Thomas, who has worked at the facility for a month, said episodes of violence have escalated during his brief tenure, thanks in large part to the ability of the young inmates to break through the doors of their dormitories. “It’s been happening often,” he said.

Thomas said some parts of the facility are safe, but he said juveniles in the Justice dormitory have been repeatedly threatened and attacked by their counterparts in the Liberty and Faith dorms. Officials placed the Justice dorm on lockdown for two days this week, Thomas said, because the door was “broken three or four times” Monday. “It happened again on Tuesday,” he said.

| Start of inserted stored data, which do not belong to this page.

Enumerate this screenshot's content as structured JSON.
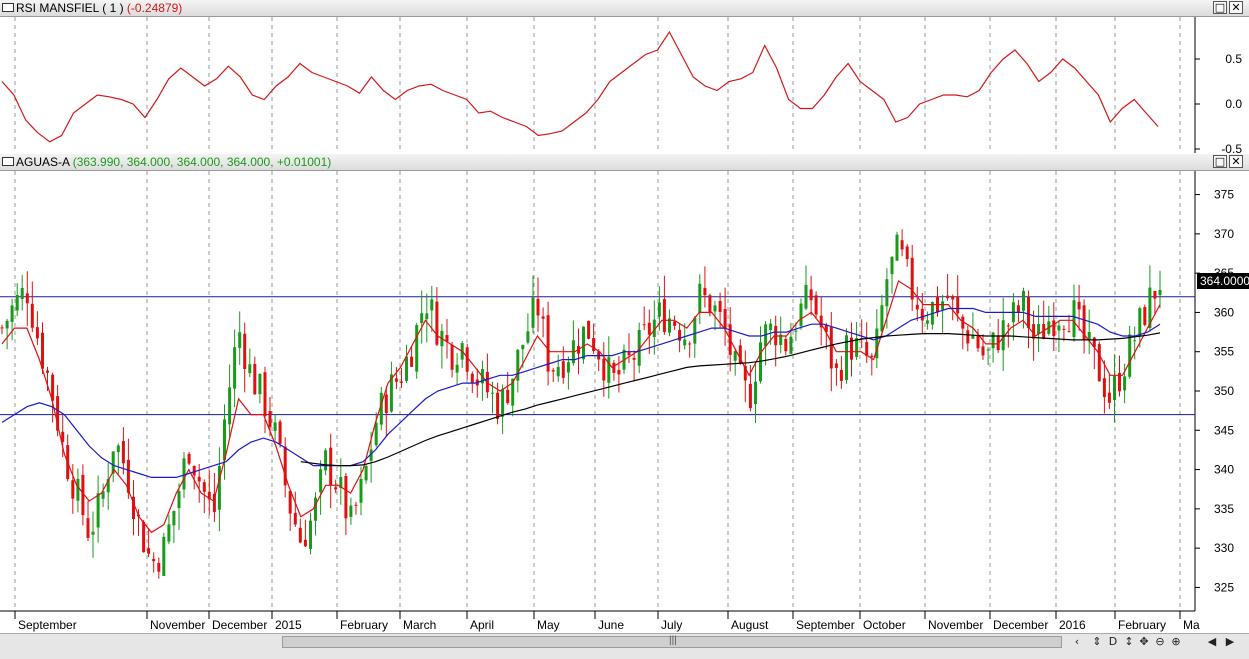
{
  "rsi_panel": {
    "label": "RSI MANSFIEL ( 1 )",
    "value": "(-0.24879)"
  },
  "price_panel": {
    "label": "AGUAS-A",
    "values": "(363.990, 364.000, 364.000, 364.000, +0.01001)"
  },
  "window_buttons": {
    "maximize": "□",
    "close": "✕"
  },
  "last_price_tag": "364.0000",
  "scroll_grip": "|||",
  "nav_icons": [
    "scroll-left-icon",
    "calendar-icon",
    "day-icon",
    "arrows-icon",
    "move-icon",
    "zoom-out-icon",
    "zoom-in-icon",
    "prev-icon",
    "next-icon"
  ],
  "nav_symbols": [
    "‹",
    "⇕",
    "D",
    "↕",
    "✥",
    "⊖",
    "⊕",
    "◀",
    "▶"
  ],
  "colors": {
    "rsi": "#d21919",
    "up": "#1a9a1a",
    "down": "#e01010",
    "ma_short": "#e01010",
    "ma_mid": "#1a1acc",
    "ma_long": "#000000",
    "levels": "#1a1aa0"
  },
  "chart_data": [
    {
      "type": "line",
      "title": "RSI MANSFIEL ( 1 )",
      "ylim": [
        -0.5,
        0.9
      ],
      "yticks": [
        "0.5",
        "0.0",
        "-0.5"
      ],
      "ytick_values": [
        0.5,
        0.0,
        -0.5
      ],
      "series": [
        {
          "name": "RSI MANSFIEL ( 1 )",
          "values": [
            0.25,
            0.1,
            -0.18,
            -0.32,
            -0.42,
            -0.35,
            -0.1,
            0.0,
            0.1,
            0.08,
            0.05,
            0.0,
            -0.15,
            0.05,
            0.28,
            0.4,
            0.3,
            0.2,
            0.28,
            0.42,
            0.3,
            0.1,
            0.05,
            0.2,
            0.3,
            0.45,
            0.35,
            0.3,
            0.25,
            0.2,
            0.12,
            0.3,
            0.15,
            0.05,
            0.15,
            0.2,
            0.22,
            0.15,
            0.1,
            0.05,
            -0.1,
            -0.08,
            -0.15,
            -0.2,
            -0.25,
            -0.35,
            -0.33,
            -0.3,
            -0.2,
            -0.1,
            0.05,
            0.25,
            0.35,
            0.45,
            0.55,
            0.6,
            0.8,
            0.55,
            0.3,
            0.2,
            0.15,
            0.25,
            0.28,
            0.35,
            0.65,
            0.4,
            0.05,
            -0.05,
            -0.05,
            0.1,
            0.3,
            0.45,
            0.25,
            0.15,
            0.05,
            -0.2,
            -0.15,
            0.0,
            0.05,
            0.1,
            0.1,
            0.08,
            0.15,
            0.35,
            0.5,
            0.6,
            0.45,
            0.25,
            0.35,
            0.5,
            0.4,
            0.25,
            0.1,
            -0.2,
            -0.05,
            0.05,
            -0.1,
            -0.25
          ]
        }
      ],
      "xlabels": [
        "September",
        "November",
        "December",
        "2015",
        "February",
        "March",
        "April",
        "May",
        "June",
        "July",
        "August",
        "September",
        "October",
        "November",
        "December",
        "2016",
        "February",
        "Ma"
      ]
    },
    {
      "type": "candlestick",
      "title": "AGUAS-A",
      "ylim": [
        322,
        378
      ],
      "yticks": [
        "375",
        "370",
        "365",
        "360",
        "355",
        "350",
        "345",
        "340",
        "335",
        "330",
        "325"
      ],
      "ytick_values": [
        375,
        370,
        365,
        360,
        355,
        350,
        345,
        340,
        335,
        330,
        325
      ],
      "xlabels": [
        "September",
        "November",
        "December",
        "2015",
        "February",
        "March",
        "April",
        "May",
        "June",
        "July",
        "August",
        "September",
        "October",
        "November",
        "December",
        "2016",
        "February",
        "Ma"
      ],
      "horizontal_levels": [
        362,
        347
      ],
      "last_price": 364.0,
      "close_path": [
        358,
        361,
        363,
        356,
        350,
        342,
        337,
        332,
        336,
        344,
        340,
        333,
        328,
        330,
        336,
        343,
        338,
        334,
        348,
        358,
        352,
        349,
        344,
        336,
        331,
        334,
        341,
        338,
        333,
        338,
        346,
        350,
        352,
        356,
        362,
        358,
        355,
        356,
        352,
        350,
        348,
        352,
        357,
        361,
        353,
        354,
        356,
        358,
        355,
        351,
        353,
        355,
        358,
        360,
        359,
        357,
        362,
        361,
        358,
        352,
        349,
        357,
        358,
        356,
        360,
        362,
        357,
        352,
        356,
        355,
        353,
        364,
        368,
        363,
        360,
        361,
        362,
        358,
        357,
        354,
        357,
        359,
        361,
        356,
        359,
        360,
        360,
        356,
        353,
        349,
        353,
        357,
        361,
        364
      ],
      "series": [
        {
          "name": "MA short",
          "color": "#e01010",
          "values": [
            356,
            358,
            358,
            354,
            349,
            342,
            338,
            336,
            337,
            340,
            338,
            334,
            332,
            333,
            337,
            340,
            337,
            336,
            342,
            349,
            347,
            347,
            343,
            338,
            334,
            335,
            338,
            338,
            337,
            340,
            346,
            351,
            353,
            356,
            359,
            357,
            356,
            355,
            353,
            351,
            350,
            351,
            354,
            357,
            355,
            355,
            355,
            356,
            355,
            353,
            354,
            355,
            357,
            359,
            359,
            358,
            360,
            360,
            358,
            355,
            352,
            355,
            357,
            357,
            359,
            360,
            358,
            355,
            355,
            355,
            354,
            359,
            364,
            363,
            361,
            361,
            361,
            359,
            358,
            356,
            356,
            358,
            359,
            357,
            358,
            359,
            359,
            357,
            355,
            352,
            352,
            355,
            358,
            361
          ]
        },
        {
          "name": "MA mid",
          "color": "#1a1acc",
          "values": [
            346,
            347,
            348,
            348.5,
            348,
            347,
            345,
            343,
            341.5,
            340.5,
            340,
            339.5,
            339,
            339,
            339,
            339.5,
            340,
            340.5,
            341,
            342.5,
            343.5,
            344,
            343.5,
            342.5,
            341.5,
            340.5,
            340.5,
            340.5,
            340.5,
            341,
            342.5,
            344.5,
            346,
            347.5,
            349,
            350,
            350.5,
            351,
            351,
            351.5,
            352,
            352,
            352.5,
            353,
            353.5,
            354,
            354,
            354.5,
            354.5,
            354.5,
            355,
            355,
            355.5,
            356,
            356.5,
            357,
            357.5,
            358,
            358,
            357.5,
            357,
            357,
            357.5,
            357.5,
            358,
            358.5,
            358.5,
            358,
            357.5,
            357,
            356.5,
            357,
            358,
            359,
            359.5,
            360,
            360.5,
            360.5,
            360.5,
            360,
            360,
            360,
            360,
            359.5,
            359.5,
            359.5,
            359.5,
            359,
            358.5,
            357.5,
            357,
            357,
            357.5,
            358.5
          ]
        },
        {
          "name": "MA long",
          "color": "#000000",
          "values": [
            null,
            null,
            null,
            null,
            null,
            null,
            null,
            null,
            null,
            null,
            null,
            null,
            null,
            null,
            null,
            null,
            null,
            null,
            null,
            null,
            null,
            null,
            null,
            null,
            341,
            340.8,
            340.6,
            340.5,
            340.5,
            340.6,
            341,
            341.6,
            342.3,
            343,
            343.7,
            344.3,
            344.8,
            345.3,
            345.8,
            346.3,
            346.8,
            347.3,
            347.7,
            348.2,
            348.6,
            349,
            349.4,
            349.8,
            350.2,
            350.6,
            351,
            351.4,
            351.8,
            352.2,
            352.6,
            353,
            353.2,
            353.3,
            353.4,
            353.5,
            353.6,
            353.8,
            354.1,
            354.4,
            354.8,
            355.2,
            355.6,
            356,
            356.3,
            356.6,
            356.8,
            357,
            357.1,
            357.2,
            357.3,
            357.3,
            357.3,
            357.2,
            357.1,
            357,
            357,
            357,
            356.9,
            356.8,
            356.7,
            356.6,
            356.5,
            356.5,
            356.5,
            356.6,
            356.7,
            356.9,
            357.1,
            357.4
          ]
        }
      ]
    }
  ]
}
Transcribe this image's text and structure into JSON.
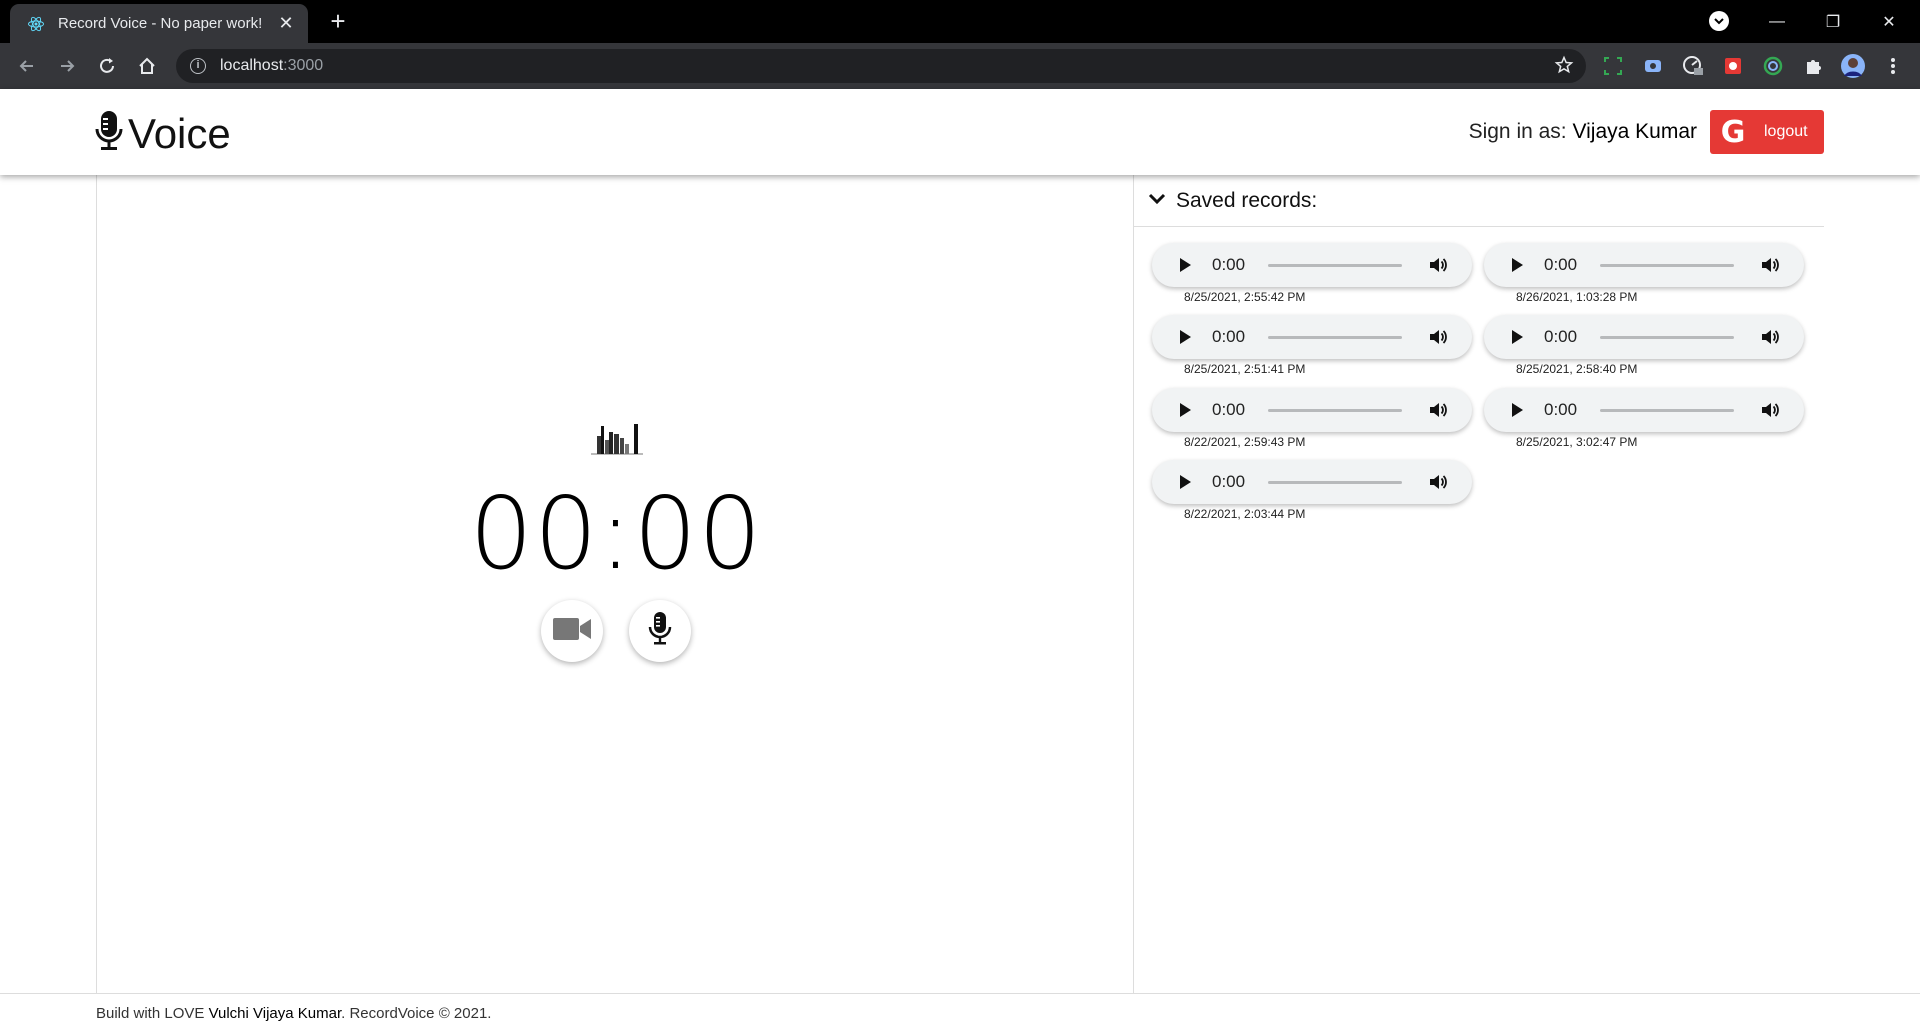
{
  "browser": {
    "tab_title": "Record Voice - No paper work!",
    "url_host": "localhost",
    "url_port": ":3000"
  },
  "header": {
    "brand": "Voice",
    "signin_prefix": "Sign in as:",
    "user_name": "Vijaya Kumar",
    "logout_label": "logout",
    "logout_glyph": "G"
  },
  "recorder": {
    "timer": "00:00"
  },
  "saved": {
    "title": "Saved records:",
    "records": [
      {
        "time": "0:00",
        "date": "8/25/2021, 2:55:42 PM"
      },
      {
        "time": "0:00",
        "date": "8/26/2021, 1:03:28 PM"
      },
      {
        "time": "0:00",
        "date": "8/25/2021, 2:51:41 PM"
      },
      {
        "time": "0:00",
        "date": "8/25/2021, 2:58:40 PM"
      },
      {
        "time": "0:00",
        "date": "8/22/2021, 2:59:43 PM"
      },
      {
        "time": "0:00",
        "date": "8/25/2021, 3:02:47 PM"
      },
      {
        "time": "0:00",
        "date": "8/22/2021, 2:03:44 PM"
      }
    ]
  },
  "footer": {
    "prefix": "Build with LOVE ",
    "author": "Vulchi Vijaya Kumar",
    "suffix": ". RecordVoice © 2021."
  },
  "colors": {
    "logout_bg": "#e53935",
    "player_bg": "#f1f3f4",
    "chrome_bg": "#35363a"
  }
}
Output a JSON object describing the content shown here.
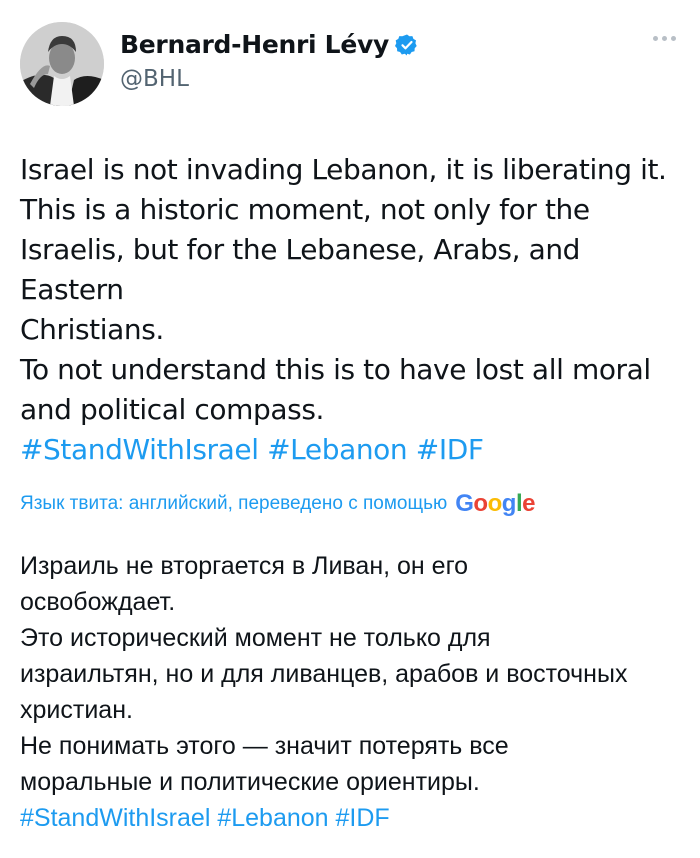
{
  "author": {
    "name": "Bernard-Henri Lévy",
    "handle": "@BHL"
  },
  "icons": {
    "avatar": "profile-photo",
    "verified": "verified-badge-icon",
    "more": "more-options-icon"
  },
  "tweet": {
    "lines": [
      "Israel is not invading Lebanon, it is liberating it.",
      "This is a historic moment, not only for the",
      "Israelis, but for the Lebanese, Arabs, and Eastern",
      "Christians.",
      "To not understand this is to have lost all moral",
      "and political compass."
    ],
    "hashtags": [
      "#StandWithIsrael",
      "#Lebanon",
      "#IDF"
    ]
  },
  "translation_notice": {
    "text": "Язык твита: английский, переведено с помощью",
    "provider_letters": [
      "G",
      "o",
      "o",
      "g",
      "l",
      "e"
    ]
  },
  "translation": {
    "lines": [
      "Израиль не вторгается в Ливан, он его",
      "освобождает.",
      "Это исторический момент не только для",
      "израильтян, но и для ливанцев, арабов и восточных",
      "христиан.",
      "Не понимать этого — значит потерять все",
      "моральные и политические ориентиры."
    ],
    "hashtags": [
      "#StandWithIsrael",
      "#Lebanon",
      "#IDF"
    ]
  },
  "colors": {
    "link": "#1d9bf0",
    "verified": "#1d9bf0",
    "text": "#0f1419",
    "secondary": "#536471"
  }
}
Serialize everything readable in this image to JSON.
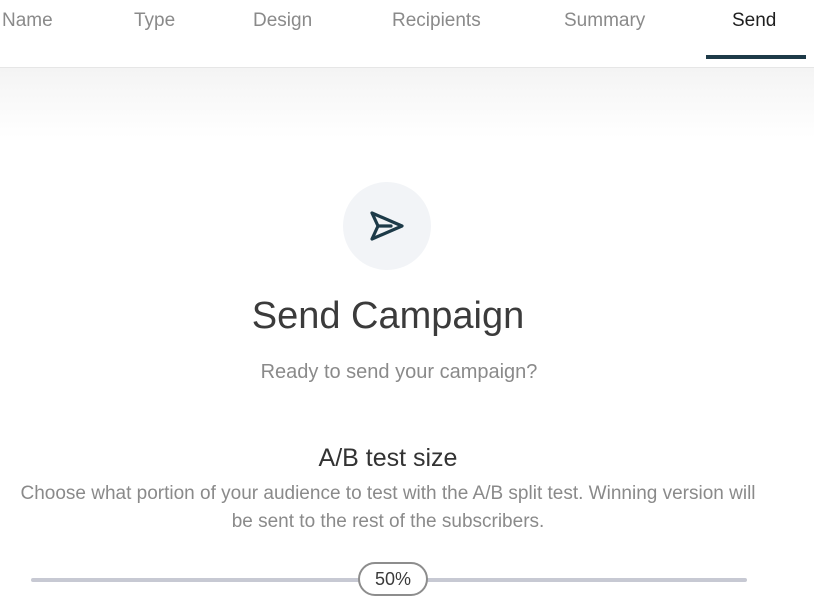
{
  "tabs": [
    {
      "label": "Name",
      "active": false
    },
    {
      "label": "Type",
      "active": false
    },
    {
      "label": "Design",
      "active": false
    },
    {
      "label": "Recipients",
      "active": false
    },
    {
      "label": "Summary",
      "active": false
    },
    {
      "label": "Send",
      "active": true
    }
  ],
  "send": {
    "icon": "send-paper-plane-icon",
    "title": "Send Campaign",
    "subtitle": "Ready to send your campaign?"
  },
  "ab_test": {
    "title": "A/B test size",
    "description": "Choose what portion of your audience to test with the A/B split test. Winning version will be sent to the rest of the subscribers.",
    "slider_value_label": "50%",
    "slider_value": 50
  },
  "colors": {
    "accent": "#1d3a48",
    "muted_text": "#8a8a8a",
    "icon_bg": "#f2f4f7",
    "track": "#c7c9d3"
  }
}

One day last week, in an apparent protest against living conditions, juveniles from several dormitories managed to get to the roof, where they ran around and jumped “from one roof to another” from about 10 a.m. until midafternoon, Thomas said.

The youths have complained in recent weeks that they aren’t receiving sufficient food, water and hygiene products at Bridge City, one of three “secure care” facilities in Louisiana that house juvenile offenders.

On Sunday, nearly two dozen juveniles were “loose on the campus” from about 8 p.m. until about 3 a.m. the next morning, according to a state law enforcement official familiar with the situation.

“The kids are so out of control that a substantial amount of staff have already quit,” the official said, noting that authorities are investigating an incident in which an inmate recently choked a female staff member.

The staffing shortage at Bridge City has become so acute that officials are relying on the assistance of probation and parole officers to secure the facility, a development that seemed to concern Doherty.

As in years past, officials of the state Office of Juvenile Justice sought to play down the challenges at the Bridge City center, a facility that has long been plagued by rampant staff turnover and violence.

Timothy Maples, the assistant director at Bridge City, described the situation as “mild” by comparison to the dysfunction found in other correctional settings.

“You’re going to have situations that come up,” Maples told the judge. “We’re constantly improving.”

Beth Touchet-Morgan, the deputy assistant secretary of the Office of Juvenile Justice, said the agency began a review of recent incidents at Bridge City even before Thursday’s hearing. She declined to say how officials plan to address the problem of the teens breaking down doors.

Asked earlier this week about the day the inmates got to the roof, she acknowledged in an email that there had been “an incident where a few kids were considered out of area.”

“Basically, they were not in the area that they were designated to be at that time,” she wrote. “They were not assaultive and remained within the inner perimeter of the facility.”

She also denied that any part of Bridge City had been placed on lockdown, a term the agency generally avoids.

“There have been brief periods of time, on occasion, when movement may be limited in the interest of safety and security,” she added.